King argued that this nonviolent strategy was not simply the most Christian response. It was also “the most potent instrument the Negro community can use to gain total emancipation in America.” He said that violent protests gave the white man “an excuse to look away,” to ignore those who want to claim the mantel of equality.“
Conducting the struggle “on the high plane of dignity and discipline,” dressing well, using respectful language and accepting violence without responding in kind: All this gave protesters a moral standing that attracted moderates to the cause. It also sought to change the hearts and minds of the bigots, but even if that effort failed, the bigots were nevertheless defeated.
The Jim Crow system of racial segregation rested on the idea that African-Americans were inferior to whites. By rigidly adhering to the high road, the actions of protesters proved that that entire system was based on a falsehood.

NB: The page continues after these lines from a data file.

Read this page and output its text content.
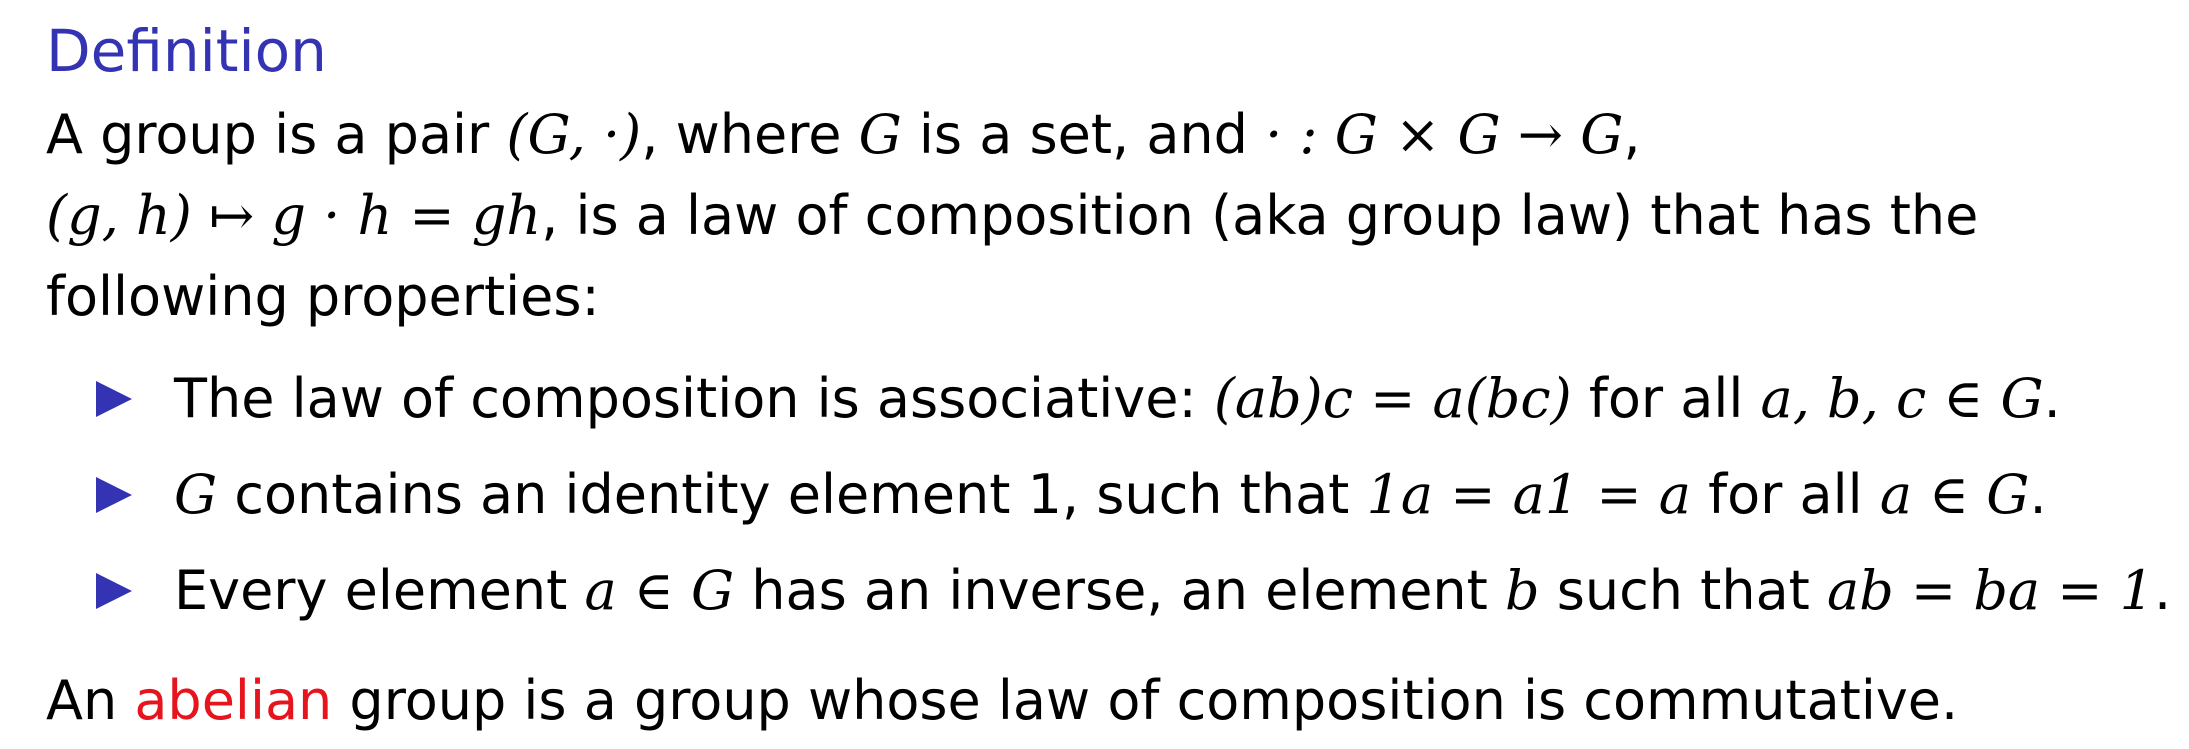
Definition
A group is a pair (G, ·), where G is a set, and · : G × G → G,
(g, h) ↦ g · h = gh, is a law of composition (aka group law) that has the
following properties:
The law of composition is associative: (ab)c = a(bc) for all a, b, c ∈ G.
G contains an identity element 1, such that 1a = a1 = a for all a ∈ G.
Every element a ∈ G has an inverse, an element b such that ab = ba = 1.
An abelian group is a group whose law of composition is commutative.
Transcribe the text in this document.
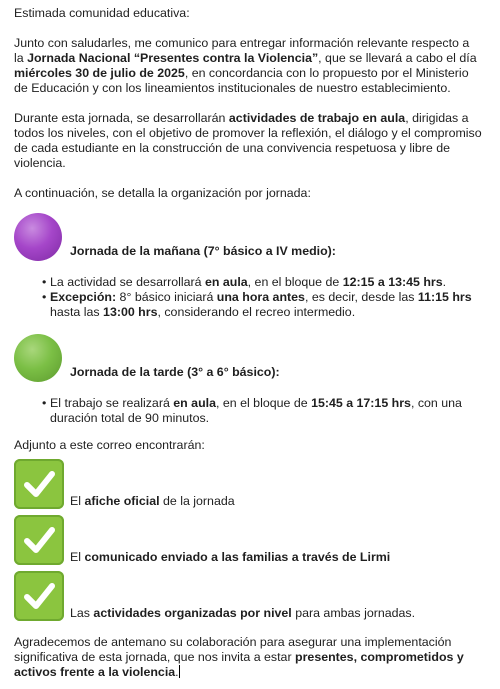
Estimada comunidad educativa:

Junto con saludarles, me comunico para entregar información relevante respecto a la Jornada Nacional “Presentes contra la Violencia”, que se llevará a cabo el día miércoles 30 de julio de 2025, en concordancia con lo propuesto por el Ministerio de Educación y con los lineamientos institucionales de nuestro establecimiento.

Durante esta jornada, se desarrollarán actividades de trabajo en aula, dirigidas a todos los niveles, con el objetivo de promover la reflexión, el diálogo y el compromiso de cada estudiante en la construcción de una convivencia respetuosa y libre de violencia.

A continuación, se detalla la organización por jornada:

Jornada de la mañana (7° básico a IV medio):
• La actividad se desarrollará en aula, en el bloque de 12:15 a 13:45 hrs.
• Excepción: 8° básico iniciará una hora antes, es decir, desde las 11:15 hrs hasta las 13:00 hrs, considerando el recreo intermedio.
Jornada de la tarde (3° a 6° básico):
• El trabajo se realizará en aula, en el bloque de 15:45 a 17:15 hrs, con una duración total de 90 minutos.

Adjunto a este correo encontrarán:

El afiche oficial de la jornada
El comunicado enviado a las familias a través de Lirmi
Las actividades organizadas por nivel para ambas jornadas.

Agradecemos de antemano su colaboración para asegurar una implementación significativa de esta jornada, que nos invita a estar presentes, comprometidos y activos frente a la violencia.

Indeed, if anything, actions on both sides demonstrated the opposite.
Acting politically
Many protesters in the 1960s sought to bring down an established order that they saw as irredeemably racist and corrupt. But to those who said:
“Burn, baby, burn,”
“Organize, baby, organize.”
The fundamental purpose of resistance was to effect political change and that meant operating within existing political institutions.

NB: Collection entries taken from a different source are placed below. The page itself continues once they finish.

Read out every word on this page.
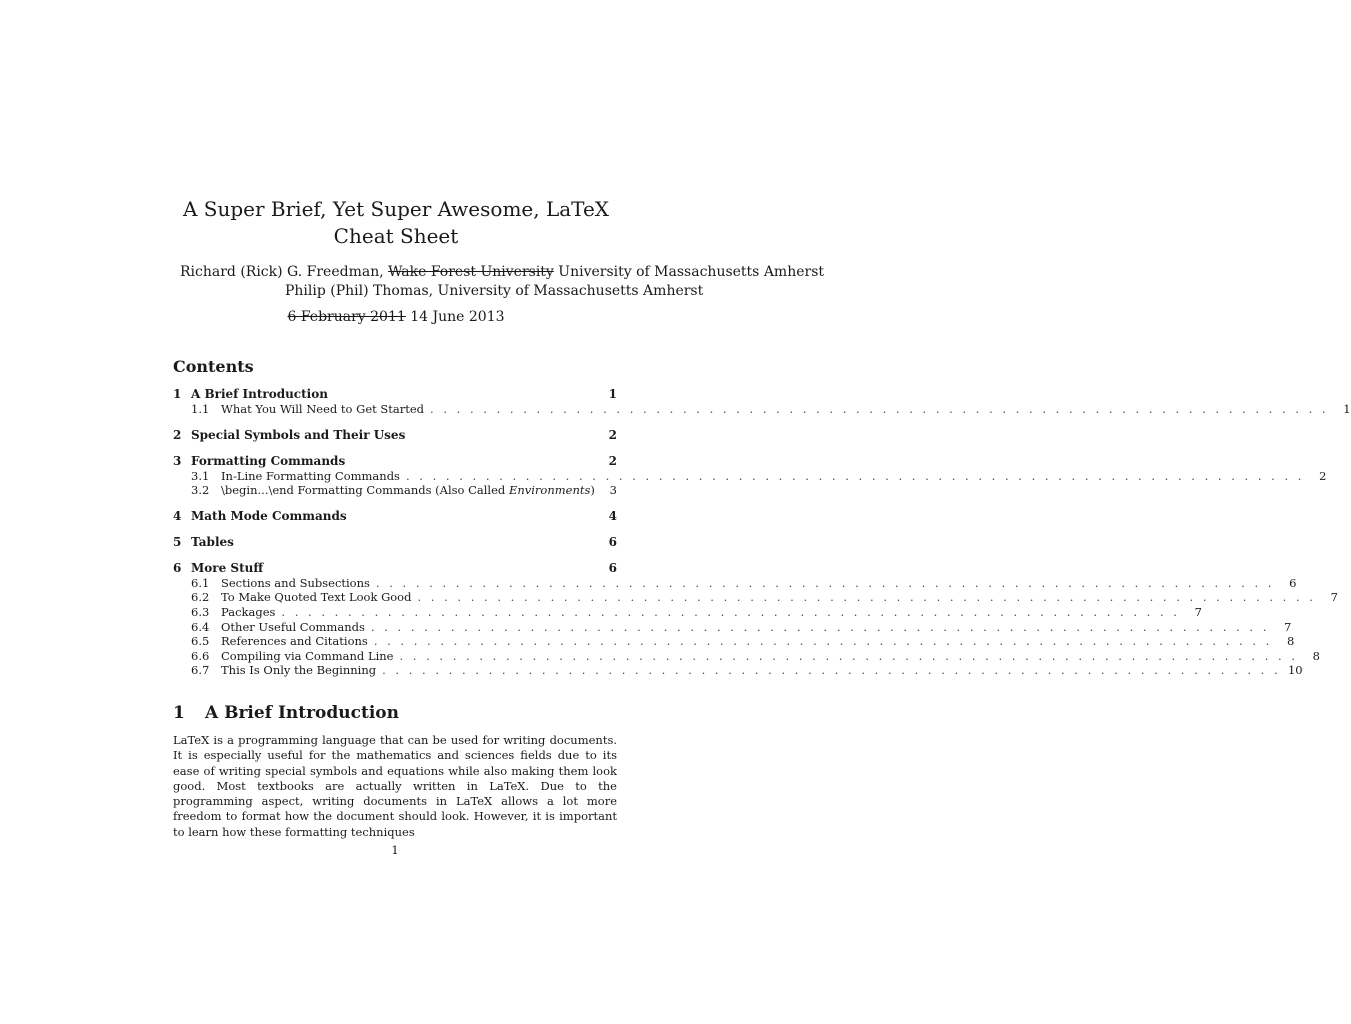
A Super Brief, Yet Super Awesome, LaTeX
Cheat Sheet
Richard (Rick) G. Freedman, Wake Forest University University of Massachusetts Amherst
Philip (Phil) Thomas, University of Massachusetts Amherst
6 February 2011 14 June 2013
Contents
1 A Brief Introduction	1
1.1	What You Will Need to Get Started . . .	1
2 Special Symbols and Their Uses	2
3 Formatting Commands	2
3.1	In-Line Formatting Commands . . .	2
3.2	\begin...\end Formatting Commands (Also Called Environments)	3
4 Math Mode Commands	4
5 Tables	6
6 More Stuff	6
6.1	Sections and Subsections . . .	6
6.2	To Make Quoted Text Look Good . . .	7
6.3	Packages . . .	7
6.4	Other Useful Commands . . .	7
6.5	References and Citations . . .	8
6.6	Compiling via Command Line . . .	8
6.7	This Is Only the Beginning . . .	10
1 A Brief Introduction
LaTeX is a programming language that can be used for writing documents. It is especially useful for the mathematics and sciences fields due to its ease of writing special symbols and equations while also making them look good. Most textbooks are actually written in LaTeX. Due to the programming aspect, writing documents in LaTeX allows a lot more freedom to format how the document should look. However, it is important to learn how these formatting techniques
1
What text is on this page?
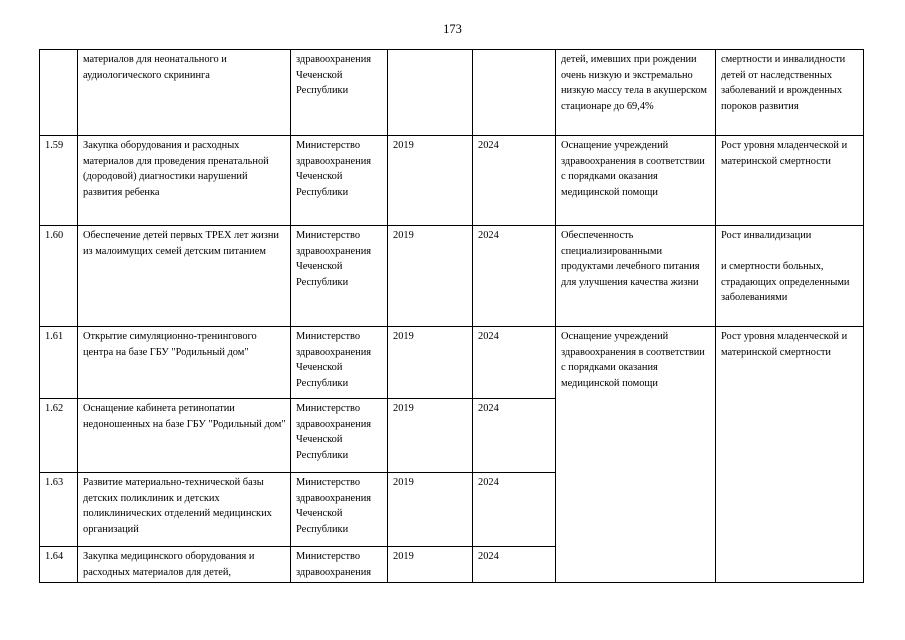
173
	материалов для неонатального и аудиологического скрининга	здравоохранения Чеченской Республики			детей, имевших при рождении очень низкую и экстремально низкую массу тела в акушерском стационаре до 69,4%	смертности и инвалидности детей от наследственных заболеваний и врожденных пороков развития
1.59	Закупка оборудования и расходных материалов для проведения пренатальной (дородовой) диагностики нарушений развития ребенка	Министерство здравоохранения Чеченской Республики	2019	2024	Оснащение учреждений здравоохранения в соответствии с порядками оказания медицинской помощи	Рост уровня младенческой и материнской смертности
1.60	Обеспечение детей первых ТРЕХ лет жизни из малоимущих семей детским питанием	Министерство здравоохранения Чеченской Республики	2019	2024	Обеспеченность специализированными продуктами лечебного питания для улучшения качества жизни	Рост инвалидизации
и смертности больных, страдающих определенными заболеваниями
1.61	Открытие симуляционно-тренингового центра на базе ГБУ "Родильный дом"	Министерство здравоохранения Чеченской Республики	2019	2024	Оснащение учреждений здравоохранения в соответствии с порядками оказания медицинской помощи	Рост уровня младенческой и материнской смертности
1.62	Оснащение кабинета ретинопатии недоношенных на базе ГБУ "Родильный дом"	Министерство здравоохранения Чеченской Республики	2019	2024		
1.63	Развитие материально-технической базы детских поликлиник и детских поликлинических отделений медицинских организаций	Министерство здравоохранения Чеченской Республики	2019	2024		
1.64	Закупка медицинского оборудования и расходных материалов для детей,	Министерство здравоохранения	2019	2024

It also often required compromise. For example, at the 1964 Democratic National Convention, a crisis developed when the newly created and integrated “Mississippi Freedom Democratic Party” demanded they be recognized and seated instead of the all-white “official” Mississippi delegation. They argued they were the truly democratic representatives of the state as they were the product of procedures fair and open to all.
Party leaders worked out a compromise that allowed the Mississippi delegation to remain. King accepted this compromise, but many advocates condemned it as an illegitimate accommodation to racism.

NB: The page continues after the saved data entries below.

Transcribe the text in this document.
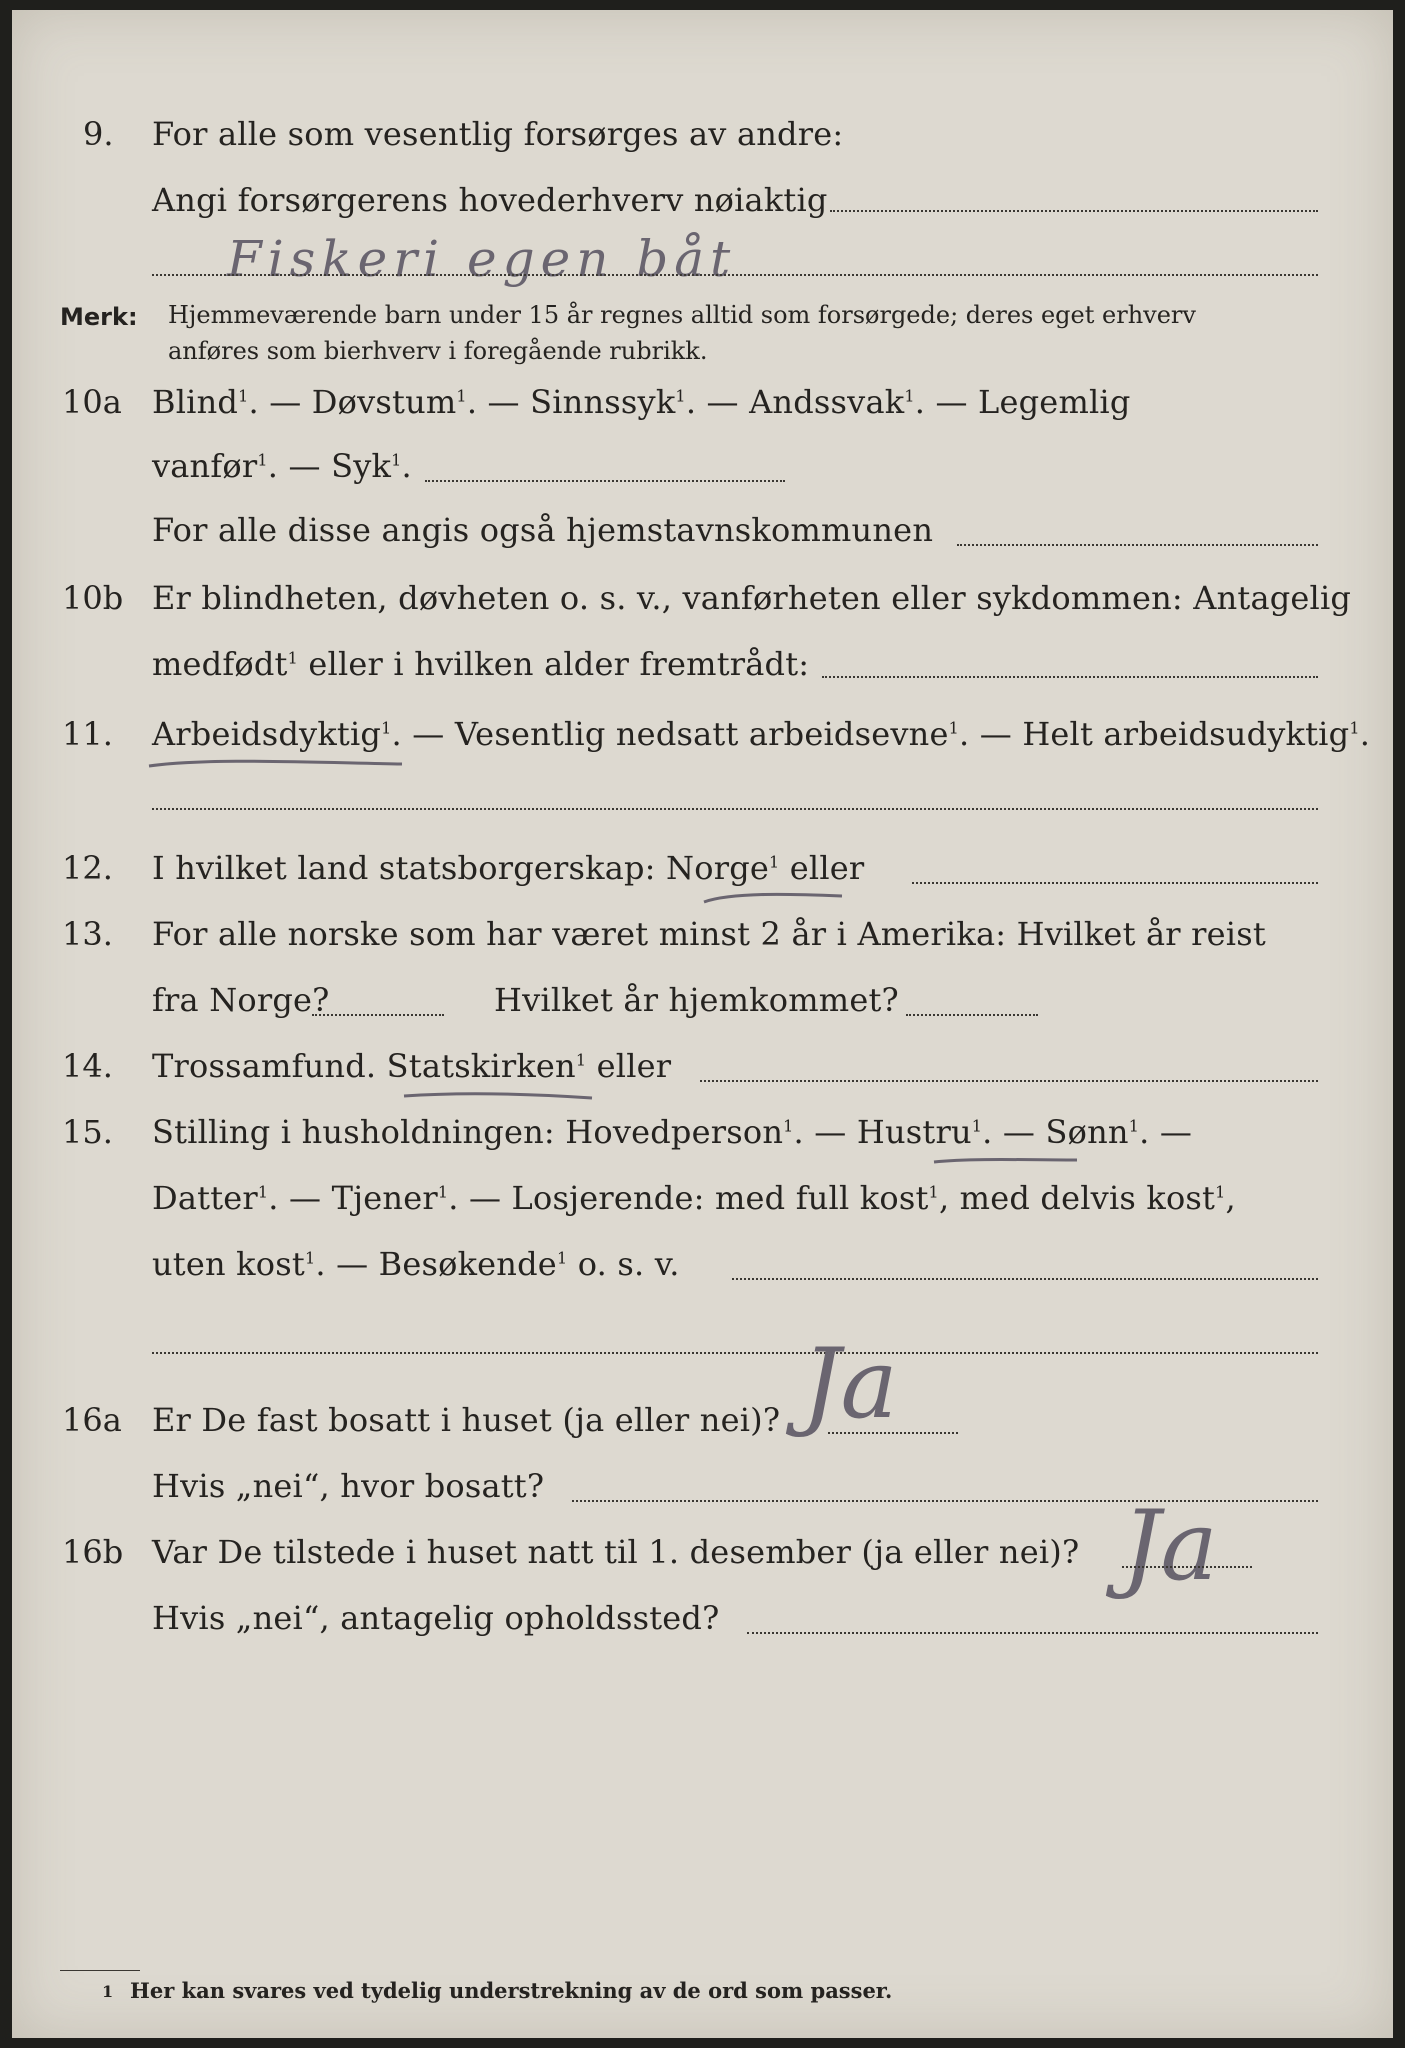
9. For alle som vesentlig forsørges av andre:
Angi forsørgerens hovederhverv nøiaktig
Fiskeri egen båt
Merk: Hjemmeværende barn under 15 år regnes alltid som forsørgede; deres eget erhverv
anføres som bierhverv i foregående rubrikk.
10a Blind$^1$. — Døvstum$^1$. — Sinnssyk$^1$. — Andssvak$^1$. — Legemlig
vanfør$^1$. — Syk$^1$.
For alle disse angis også hjemstavnskommunen
10b Er blindheten, døvheten o. s. v., vanførheten eller sykdommen: Antagelig
medfødt$^1$ eller i hvilken alder fremtrådt:
11. Arbeidsdyktig$^1$. — Vesentlig nedsatt arbeidsevne$^1$. — Helt arbeidsudyktig$^1$.
12. I hvilket land statsborgerskap: Norge$^1$ eller
13. For alle norske som har været minst 2 år i Amerika: Hvilket år reist
fra Norge?	Hvilket år hjemkommet?
14. Trossamfund. Statskirken$^1$ eller
15. Stilling i husholdningen: Hovedperson$^1$. — Hustru$^1$. — Sønn$^1$. —
Datter$^1$. — Tjener$^1$. — Losjerende: med full kost$^1$, med delvis kost$^1$,
uten kost$^1$. — Besøkende$^1$ o. s. v.
16a Er De fast bosatt i huset (ja eller nei)? Ja
Hvis „nei“, hvor bosatt?
16b Var De tilstede i huset natt til 1. desember (ja eller nei)? Ja
Hvis „nei“, antagelig opholdssted?
1 Her kan svares ved tydelig understrekning av de ord som passer.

King did not disagree, but he argued that this face-saving gesture would help to ensure that the South would not abandon then-candidate Lyndon Johnson. One year later, President Johnson signed the Voting Rights Act, which ensured voting rights for all African-Americans, and brought federal control over elections in the South.
Today’s resistance is conservative
The notion of conservative militancy likely does not, however, resonate with today’s resisters. For many of them, this moment is an opportunity to grow and strengthen the left either within or outside the Democratic Party; for some, it is an opportunity to move beyond the two-party system altogether.
But within the civil rights movement, similar designs were often met with the operating principle: Keep your “eyes on the prize.” What it meant was that individuals should not allow themselves to be distracted. Rather, they should continually orient themselves and their actions such that they advance the movement toward the ultimate goal.
Right now, many Americans contend that longstanding democratic procedures, norms and ideals are under attack. Because they seek to defend those core American ideals, those who resist have become, by default, conservatives and patriots.
Contemporary resisters would therefore do well to remember King’s example.
By accepting their own role as “militant conservatives” and accommodating their actions accordingly, they are more likely to resist effectively, and thereby achieve the ends they seek.